ERCIM News No.44 - January 2001 [contents]
by Ales Krenek and Ludek Matyska
In 1998, a complex research project on human-computer interaction was started at the Masaryk university. One of its major streams focused on the development of new methods for efficient examination and extraction of principal features from large data sets produced by chemical computations. These methods are based on the interaction via haptic interface.
Many interesting chemical properties are function of force, which is usually understood to be a space gradient of potential energy. Visualization techniques represent force via 2D or 3D diagrams enhanced by use of colour, ie, user must translate visual phenomena to her internal force representation. The use of haptic interface opens a completely new dimension, when force (as potential gradient) can be represented and felt directly, without any unnatural transformation. Moreover, our physical experience makes it easy to mentally integrate the force, keeping a notion of the overall energy of the system as a consequence.
The idea is currently explored on computational results of a heuristic systematic search through conformational space of flexible biomolecules. Used method of the heuristic search was also developed at Masaryk University, where computational chemistry belongs among its well established research areas. The method was implemented as a production software package, currently consuming about 30% computational resources of the Universitys supercomputing center. Numerous papers were published on the method itself and results achieved.
Lets demonstrate the principle on a simple example of the dichloroethan (see Figure 1). The molecule is flexible, ie, its top part can rotate relatively to the bottom one along the vertical axis. The binding enthalpy (ie, a measurable and computable quantity corresponding, more or less, to internal energy) depends on the angle of rotation, as shown in Figure 2. The difficulty to overcome the rotational barrier can be directly related to the force necessary to move a point along the curve in the figure.
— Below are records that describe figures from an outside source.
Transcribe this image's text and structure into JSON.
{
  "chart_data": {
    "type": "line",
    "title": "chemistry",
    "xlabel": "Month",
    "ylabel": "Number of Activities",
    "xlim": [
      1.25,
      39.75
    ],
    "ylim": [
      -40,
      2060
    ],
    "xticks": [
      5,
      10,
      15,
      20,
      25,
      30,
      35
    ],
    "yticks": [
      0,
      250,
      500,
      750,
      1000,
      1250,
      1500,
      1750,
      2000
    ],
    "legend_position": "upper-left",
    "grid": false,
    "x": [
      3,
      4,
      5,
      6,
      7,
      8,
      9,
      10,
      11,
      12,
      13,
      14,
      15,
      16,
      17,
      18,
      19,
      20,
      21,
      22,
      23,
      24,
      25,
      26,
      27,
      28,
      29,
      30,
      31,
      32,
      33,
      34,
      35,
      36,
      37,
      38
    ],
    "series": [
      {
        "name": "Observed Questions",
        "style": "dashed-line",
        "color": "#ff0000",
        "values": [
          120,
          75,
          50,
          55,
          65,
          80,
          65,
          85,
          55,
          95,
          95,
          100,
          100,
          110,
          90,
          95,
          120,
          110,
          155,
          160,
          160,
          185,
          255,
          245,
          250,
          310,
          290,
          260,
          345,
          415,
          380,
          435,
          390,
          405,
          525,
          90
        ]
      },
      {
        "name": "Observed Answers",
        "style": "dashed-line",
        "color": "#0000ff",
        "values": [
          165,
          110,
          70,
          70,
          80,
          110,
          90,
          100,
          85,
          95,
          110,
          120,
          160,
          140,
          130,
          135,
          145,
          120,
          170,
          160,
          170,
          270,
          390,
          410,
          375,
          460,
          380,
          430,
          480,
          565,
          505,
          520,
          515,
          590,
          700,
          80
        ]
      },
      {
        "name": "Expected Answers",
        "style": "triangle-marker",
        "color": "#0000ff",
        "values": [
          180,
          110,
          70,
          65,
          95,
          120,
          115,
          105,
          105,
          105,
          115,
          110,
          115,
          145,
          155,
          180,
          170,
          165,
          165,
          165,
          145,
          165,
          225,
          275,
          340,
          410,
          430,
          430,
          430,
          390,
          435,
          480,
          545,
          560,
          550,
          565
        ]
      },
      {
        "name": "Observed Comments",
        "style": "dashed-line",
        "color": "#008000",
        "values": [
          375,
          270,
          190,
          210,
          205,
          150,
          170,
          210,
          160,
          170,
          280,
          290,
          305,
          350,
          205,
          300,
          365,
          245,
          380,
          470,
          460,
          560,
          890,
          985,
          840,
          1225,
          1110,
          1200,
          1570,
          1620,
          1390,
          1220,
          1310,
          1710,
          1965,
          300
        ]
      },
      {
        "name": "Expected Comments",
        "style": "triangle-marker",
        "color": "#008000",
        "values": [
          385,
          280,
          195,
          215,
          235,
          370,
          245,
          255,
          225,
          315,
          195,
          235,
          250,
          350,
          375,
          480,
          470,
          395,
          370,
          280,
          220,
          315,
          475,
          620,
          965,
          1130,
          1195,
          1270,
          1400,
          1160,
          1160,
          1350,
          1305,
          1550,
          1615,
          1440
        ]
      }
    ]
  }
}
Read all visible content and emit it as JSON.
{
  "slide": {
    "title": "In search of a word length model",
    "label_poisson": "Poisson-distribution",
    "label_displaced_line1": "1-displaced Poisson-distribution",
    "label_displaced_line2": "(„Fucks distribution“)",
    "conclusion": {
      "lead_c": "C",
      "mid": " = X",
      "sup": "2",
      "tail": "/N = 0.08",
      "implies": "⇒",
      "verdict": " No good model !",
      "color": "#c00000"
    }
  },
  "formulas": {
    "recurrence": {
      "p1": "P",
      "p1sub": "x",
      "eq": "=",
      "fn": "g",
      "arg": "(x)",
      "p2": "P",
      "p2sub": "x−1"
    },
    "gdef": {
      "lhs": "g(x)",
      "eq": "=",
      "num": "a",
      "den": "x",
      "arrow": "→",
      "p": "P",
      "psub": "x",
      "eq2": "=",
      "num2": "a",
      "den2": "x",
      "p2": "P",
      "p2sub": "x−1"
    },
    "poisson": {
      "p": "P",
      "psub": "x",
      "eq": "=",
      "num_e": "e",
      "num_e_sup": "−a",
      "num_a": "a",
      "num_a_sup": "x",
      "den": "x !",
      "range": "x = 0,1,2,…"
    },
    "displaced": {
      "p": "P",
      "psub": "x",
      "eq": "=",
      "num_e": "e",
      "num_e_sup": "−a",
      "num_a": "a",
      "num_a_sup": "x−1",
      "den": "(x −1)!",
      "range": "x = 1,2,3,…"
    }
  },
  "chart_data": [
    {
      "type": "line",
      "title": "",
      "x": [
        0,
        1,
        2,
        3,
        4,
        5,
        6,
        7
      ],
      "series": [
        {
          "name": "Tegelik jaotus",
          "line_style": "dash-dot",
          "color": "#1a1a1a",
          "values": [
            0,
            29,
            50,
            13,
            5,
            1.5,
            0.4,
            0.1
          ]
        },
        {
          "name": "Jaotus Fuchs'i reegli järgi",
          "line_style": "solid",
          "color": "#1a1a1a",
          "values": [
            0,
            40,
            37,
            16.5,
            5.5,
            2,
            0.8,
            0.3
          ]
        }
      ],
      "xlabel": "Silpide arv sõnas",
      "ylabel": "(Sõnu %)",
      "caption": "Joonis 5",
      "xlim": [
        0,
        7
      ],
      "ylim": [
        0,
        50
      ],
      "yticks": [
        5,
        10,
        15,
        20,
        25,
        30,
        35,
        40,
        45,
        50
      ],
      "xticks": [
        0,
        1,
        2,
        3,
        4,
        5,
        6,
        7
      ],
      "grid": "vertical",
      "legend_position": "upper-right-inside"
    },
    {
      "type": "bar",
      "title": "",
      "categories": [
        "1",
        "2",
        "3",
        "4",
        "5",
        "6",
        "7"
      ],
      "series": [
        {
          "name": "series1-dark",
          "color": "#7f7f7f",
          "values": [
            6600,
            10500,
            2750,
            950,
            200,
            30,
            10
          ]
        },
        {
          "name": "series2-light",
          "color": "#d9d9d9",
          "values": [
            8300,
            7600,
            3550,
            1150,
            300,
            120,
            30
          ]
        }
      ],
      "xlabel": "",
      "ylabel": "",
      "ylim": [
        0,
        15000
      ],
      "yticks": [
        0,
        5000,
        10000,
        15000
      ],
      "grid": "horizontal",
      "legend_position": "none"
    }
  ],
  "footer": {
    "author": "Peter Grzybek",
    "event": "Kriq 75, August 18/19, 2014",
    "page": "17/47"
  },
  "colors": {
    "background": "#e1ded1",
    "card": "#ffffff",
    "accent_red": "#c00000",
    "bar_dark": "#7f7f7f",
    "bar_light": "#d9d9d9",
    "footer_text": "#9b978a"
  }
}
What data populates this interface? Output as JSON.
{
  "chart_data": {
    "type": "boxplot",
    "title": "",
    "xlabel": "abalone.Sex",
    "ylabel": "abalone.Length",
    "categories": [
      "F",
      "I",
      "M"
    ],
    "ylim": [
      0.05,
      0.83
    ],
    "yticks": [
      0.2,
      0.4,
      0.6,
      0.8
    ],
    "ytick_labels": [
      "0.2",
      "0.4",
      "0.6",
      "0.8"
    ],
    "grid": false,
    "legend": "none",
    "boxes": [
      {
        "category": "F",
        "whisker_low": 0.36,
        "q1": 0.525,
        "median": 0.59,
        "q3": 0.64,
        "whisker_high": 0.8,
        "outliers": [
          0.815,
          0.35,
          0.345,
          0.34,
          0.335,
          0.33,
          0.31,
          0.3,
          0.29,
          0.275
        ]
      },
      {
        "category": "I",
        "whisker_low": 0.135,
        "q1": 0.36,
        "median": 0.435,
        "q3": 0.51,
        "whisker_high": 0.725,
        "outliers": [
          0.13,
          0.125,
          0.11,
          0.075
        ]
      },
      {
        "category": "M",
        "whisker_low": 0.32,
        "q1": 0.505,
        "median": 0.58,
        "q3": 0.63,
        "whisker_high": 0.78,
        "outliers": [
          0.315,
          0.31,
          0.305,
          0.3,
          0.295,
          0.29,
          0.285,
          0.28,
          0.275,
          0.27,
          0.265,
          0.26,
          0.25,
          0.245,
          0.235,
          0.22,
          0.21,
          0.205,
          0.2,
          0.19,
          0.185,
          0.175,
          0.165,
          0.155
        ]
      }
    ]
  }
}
The principal goal of this research is design of a haptic interface that allows the user to modify shape of a molecular model (eg, to rotate a particular bond) while feeling the required energy via force resistance. In the example above the user can twist the model feeling resistance when the atoms get aligned vertically, maximal force corresponds to perfect alignment of the chlorine atoms.
A prototype application we presented recently builds a van der Waals surface of the modeled molecule and lets the user manipulate a spherical probe of about hydrogen size. The probe can touch the surface and deform the model by rotating the flexible angles if appropriate force is delivered. This haptic interface is accompanied with 3D visualization of the process.
The implementation uses PHANToM force feedback device manufactured by Sensable, Inc. The application is distributed, runs in UNIX environment, using PHANToM Linux driver also developed at our site.
Driving a haptic device requires fast computation of the model - in order to create illusion of smooth surfaces etc., the force has to be recomputed at the rate 13 kHz. However, a convincing dynamic molecular model requires energy minimalisation in each step. In general, such calculation cannot be done in the available time (300 us - 1 ms).
The current implementation therefore performs the energy minimalisation at much slower rate (typically once per several seconds) and interpolates among the results. The energy model is also restricted to narrow neighbourhood of local energy minima in order to further reduce otherwise impossibly high requirements on computational resources.
In future we plan to extend our research activity in the following ways:
To conclude, we introduced a general concept of delivering information on energy of a molecular model (as function of force) via haptic interface. We built a prototype application that supports the concept. However, as the science behind haptic interfaces is very premature, a lot of effort is still needed to fulfill the primary expectation, ie, to provide an effective interface to huge data sets emerging from scientific calculation.